Today, Pette and Britte made their merry ways to San Bruno, natch, to celebrate Michael's birthday at BJ's Brewhouse. Pete had the Porter homebrew with fish and chips, sharing the avocado roll appetizer with Britt, who ordered one massive "Classic" baked potato. She ordered it without sour cream or cheese, just bacon. It arrived no bacon, and no sour cream, just cheese. Natch. The place got some pretty bad Yelps though, so the couple was prepared.

Pete reads Lolita, while Britt suffers Atlas Shrugged.
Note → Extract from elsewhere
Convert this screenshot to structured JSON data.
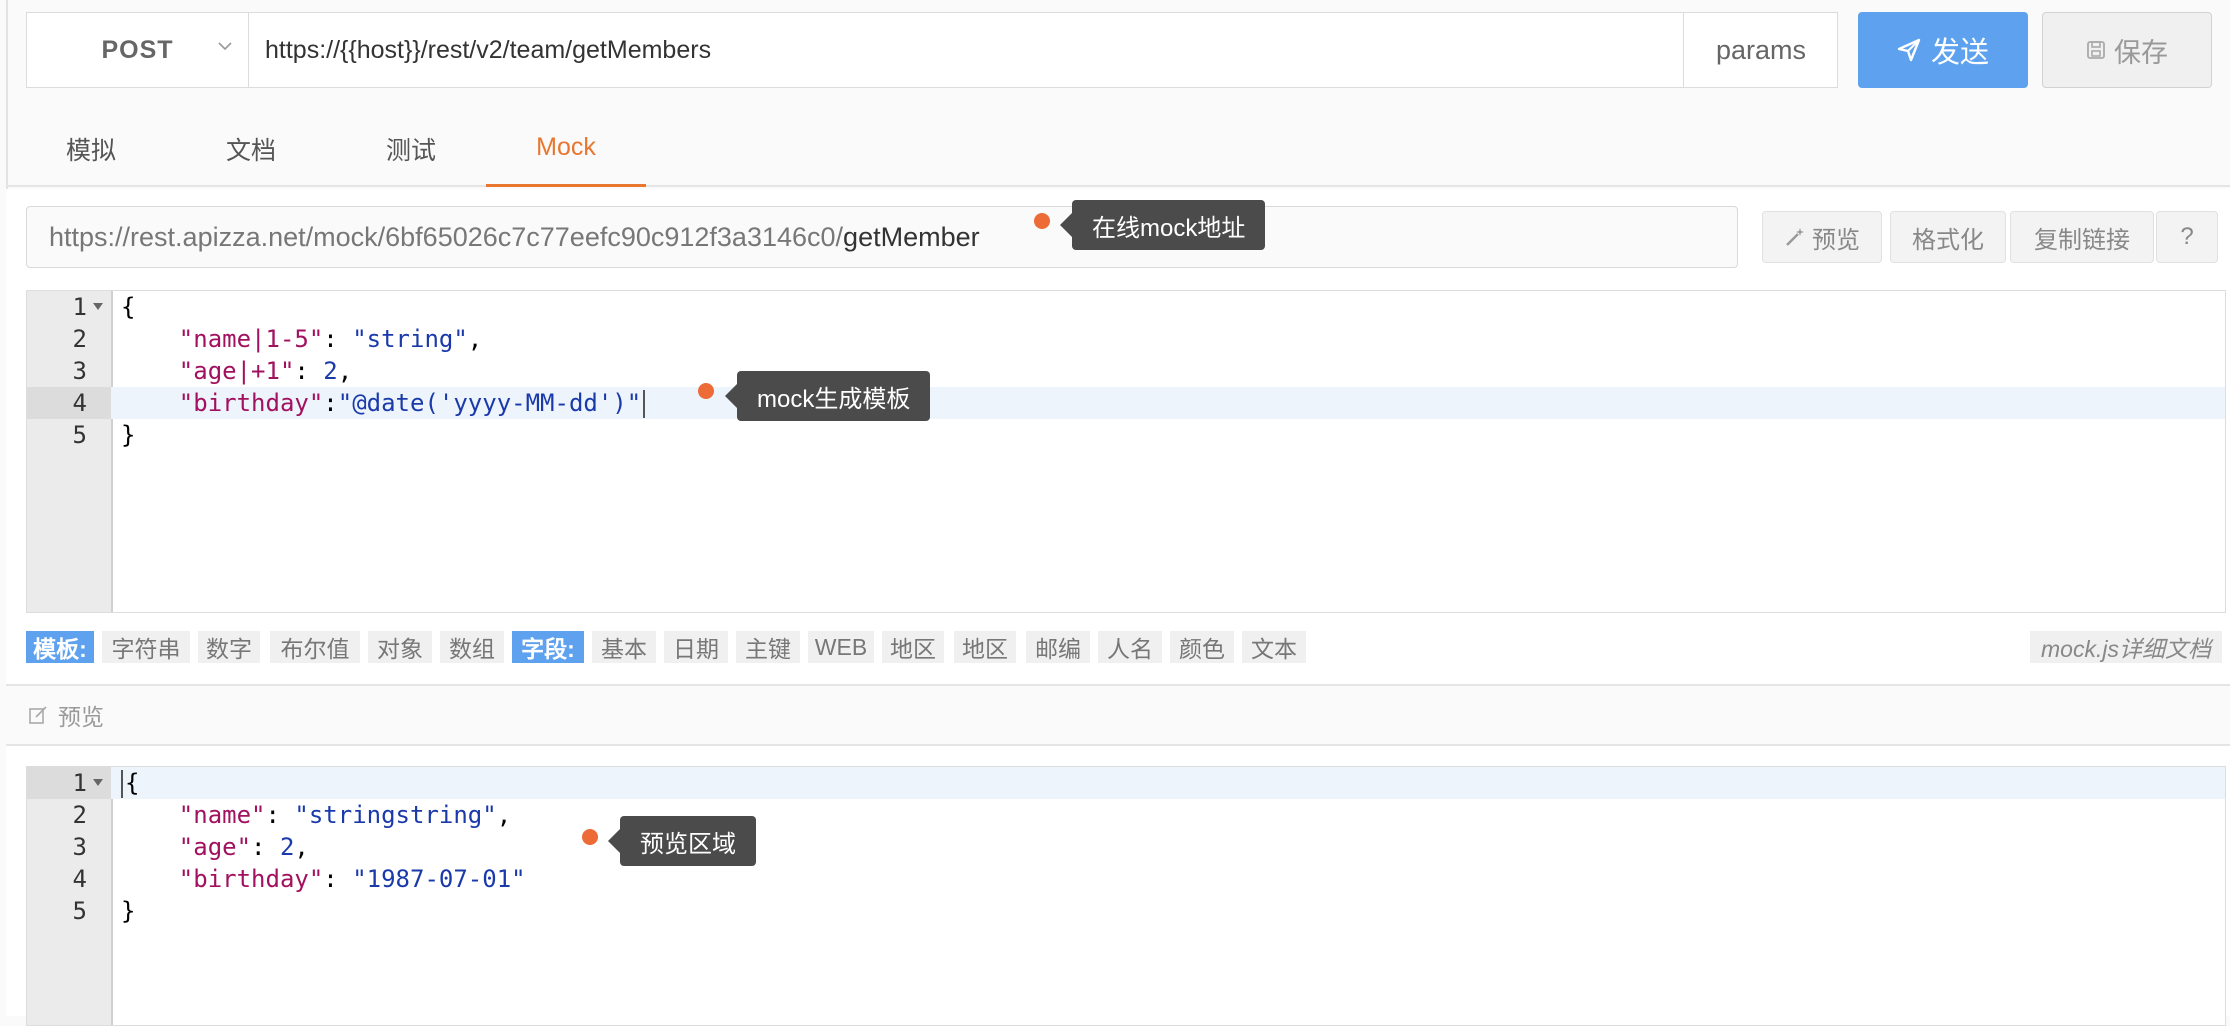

Gabriel heads off to college soon, at Loyola Chicago. On Sunday, she went shopping on Haight St. accompanied by her mom, boyfriend, older brother and his girlfriend. They ate at Citrus Club, which everyone more or less enjoyed, after the wait, and ended at Crepes Express. Britt says the servers aren't very nice there and she didn't like her latest apple-cinnamon crepe. Pete liked his alright, though the whipped cream was rather cheapy and melted quickly.

A&E
Though Pete and Keith dug some of the soundtrack, Pete and Britt concur: "Don't see Medicine for Melancholy." Bad stereotypes of racial identity and dialogue, weak acting, shaky camerawork and too much silence do not balance out the filmed-in-SF fun factor, says Pete. "The NY Times review was on point when saying the film doesn't do the identity-politics discussion any favors. Instead, the movie details what it's like to be a guy trapped in your own notion of what a particular skin color means," Pete adds. "It's not pretty."